Severance Pay and UC Benefits in Pennsylvania

In PA Unemployment Compensation Law Update, Part 1, we covered changes in Pennsylvania's Unemployment Compensation (UC) Law in regard to active job search requirements for claimants. In Part 2, we will discuss how the amended law impacts UC benefits when former employees also receive severance pay.

As an employer, it is sometimes difficult to terminate an employee's job. It is also difficult for employees who are "let go." In some cases, employees are offered severance packages by their employer. Severance is money or benefits paid to employees when employment ends, also called separation or termination pay. It is not required by law but may be paid in accordance with an employment contract, collective bargaining agreement or an employer's policy.

Severance pay can work as a financial buffer, helping former employees pay their bills as they make difficult transitions. Unemployment compensation benefits serve a similar purpose. Employees who receive both often wonder whether their severance pay can count against their UC benefits. Some have been surprised to find out that in Pennsylvania, an unemployed employee could receive full UC benefits even while the employer had paid or was making severance payments.
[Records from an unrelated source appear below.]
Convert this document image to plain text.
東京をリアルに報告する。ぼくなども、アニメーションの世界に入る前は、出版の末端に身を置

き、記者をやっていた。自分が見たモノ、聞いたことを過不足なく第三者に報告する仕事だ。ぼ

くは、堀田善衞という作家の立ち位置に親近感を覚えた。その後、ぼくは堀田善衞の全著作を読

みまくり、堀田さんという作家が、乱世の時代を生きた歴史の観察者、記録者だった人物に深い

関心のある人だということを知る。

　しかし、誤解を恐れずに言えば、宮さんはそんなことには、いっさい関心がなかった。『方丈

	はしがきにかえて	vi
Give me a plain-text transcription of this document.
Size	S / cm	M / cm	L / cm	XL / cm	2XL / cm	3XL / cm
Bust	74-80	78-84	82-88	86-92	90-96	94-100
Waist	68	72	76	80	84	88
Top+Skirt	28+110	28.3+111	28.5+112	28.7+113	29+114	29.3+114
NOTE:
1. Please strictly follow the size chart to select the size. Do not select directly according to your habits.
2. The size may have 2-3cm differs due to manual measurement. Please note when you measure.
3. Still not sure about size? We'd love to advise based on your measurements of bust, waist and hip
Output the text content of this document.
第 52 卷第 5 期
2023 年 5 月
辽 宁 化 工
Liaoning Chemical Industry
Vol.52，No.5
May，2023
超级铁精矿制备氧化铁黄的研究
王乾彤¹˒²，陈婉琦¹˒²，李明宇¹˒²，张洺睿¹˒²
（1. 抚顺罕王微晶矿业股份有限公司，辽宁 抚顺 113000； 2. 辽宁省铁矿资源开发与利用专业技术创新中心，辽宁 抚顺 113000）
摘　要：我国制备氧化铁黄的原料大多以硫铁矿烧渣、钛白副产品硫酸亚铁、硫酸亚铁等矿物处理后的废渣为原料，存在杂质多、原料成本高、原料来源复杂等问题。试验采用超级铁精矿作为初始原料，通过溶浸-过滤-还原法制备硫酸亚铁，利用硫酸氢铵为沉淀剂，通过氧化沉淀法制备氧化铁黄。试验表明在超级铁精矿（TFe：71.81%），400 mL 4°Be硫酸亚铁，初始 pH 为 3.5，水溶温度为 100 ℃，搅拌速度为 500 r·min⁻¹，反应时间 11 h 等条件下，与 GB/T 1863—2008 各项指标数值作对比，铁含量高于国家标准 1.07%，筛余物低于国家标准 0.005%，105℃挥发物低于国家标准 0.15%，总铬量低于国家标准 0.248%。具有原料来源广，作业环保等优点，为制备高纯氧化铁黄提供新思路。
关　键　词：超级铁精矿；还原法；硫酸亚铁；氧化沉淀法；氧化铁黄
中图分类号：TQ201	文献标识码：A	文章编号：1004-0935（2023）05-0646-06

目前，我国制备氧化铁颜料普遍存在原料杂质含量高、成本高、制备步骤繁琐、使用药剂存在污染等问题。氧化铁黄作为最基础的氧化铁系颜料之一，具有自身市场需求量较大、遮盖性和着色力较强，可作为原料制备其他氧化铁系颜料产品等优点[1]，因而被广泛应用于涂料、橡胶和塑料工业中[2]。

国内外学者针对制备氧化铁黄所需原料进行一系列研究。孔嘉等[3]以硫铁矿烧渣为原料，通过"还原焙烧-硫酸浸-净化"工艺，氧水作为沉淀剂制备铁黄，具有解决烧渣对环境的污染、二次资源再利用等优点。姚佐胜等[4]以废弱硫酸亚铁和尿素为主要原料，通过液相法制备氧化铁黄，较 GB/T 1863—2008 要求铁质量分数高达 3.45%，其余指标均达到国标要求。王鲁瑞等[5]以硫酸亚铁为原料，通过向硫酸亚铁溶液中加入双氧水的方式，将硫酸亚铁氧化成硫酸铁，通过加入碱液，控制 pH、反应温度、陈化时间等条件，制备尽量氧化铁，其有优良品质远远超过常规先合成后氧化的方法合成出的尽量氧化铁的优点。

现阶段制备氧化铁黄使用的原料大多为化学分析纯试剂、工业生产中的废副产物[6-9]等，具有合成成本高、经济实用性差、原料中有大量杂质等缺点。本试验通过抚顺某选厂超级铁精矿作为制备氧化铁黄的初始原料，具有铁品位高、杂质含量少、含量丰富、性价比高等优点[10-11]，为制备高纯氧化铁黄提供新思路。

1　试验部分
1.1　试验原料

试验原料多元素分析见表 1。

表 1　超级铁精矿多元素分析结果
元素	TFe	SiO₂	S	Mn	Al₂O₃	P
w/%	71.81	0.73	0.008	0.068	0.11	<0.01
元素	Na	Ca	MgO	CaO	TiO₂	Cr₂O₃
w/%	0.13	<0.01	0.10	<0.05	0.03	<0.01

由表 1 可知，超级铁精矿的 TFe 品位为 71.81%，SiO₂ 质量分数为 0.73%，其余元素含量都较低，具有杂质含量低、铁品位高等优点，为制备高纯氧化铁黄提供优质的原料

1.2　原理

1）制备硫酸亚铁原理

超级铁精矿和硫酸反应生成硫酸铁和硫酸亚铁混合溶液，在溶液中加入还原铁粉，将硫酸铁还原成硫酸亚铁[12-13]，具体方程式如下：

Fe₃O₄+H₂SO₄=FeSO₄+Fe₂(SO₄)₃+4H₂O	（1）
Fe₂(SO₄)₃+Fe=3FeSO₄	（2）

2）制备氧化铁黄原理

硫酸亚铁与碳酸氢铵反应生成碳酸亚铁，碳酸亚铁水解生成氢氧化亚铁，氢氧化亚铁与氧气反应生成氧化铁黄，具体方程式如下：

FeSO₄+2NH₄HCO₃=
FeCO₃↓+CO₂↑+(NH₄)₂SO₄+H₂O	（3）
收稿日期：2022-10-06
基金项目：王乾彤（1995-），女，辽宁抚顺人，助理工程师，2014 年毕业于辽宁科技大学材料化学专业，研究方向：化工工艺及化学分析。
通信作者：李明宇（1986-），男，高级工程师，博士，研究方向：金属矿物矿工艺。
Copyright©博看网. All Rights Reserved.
At least, that was the case until this year. The law has been amended by Act 6 of 2011 to provide that, in UC benefit years beginning January 1, 2012, employees will be paid their weekly benefit rate less the amount of severance pay that is attributed to that week. In other words, severance pay can offset UC benefits, but only when an employee's total severance pay exceeds and amount equal to 40% of the state average annual wage. Currently, 40% of Pennsylvania's average annual wage is $17,853. If terminated employees receive any amount up to $17,853 in severance, there will be no deduction or effect on their UC rate.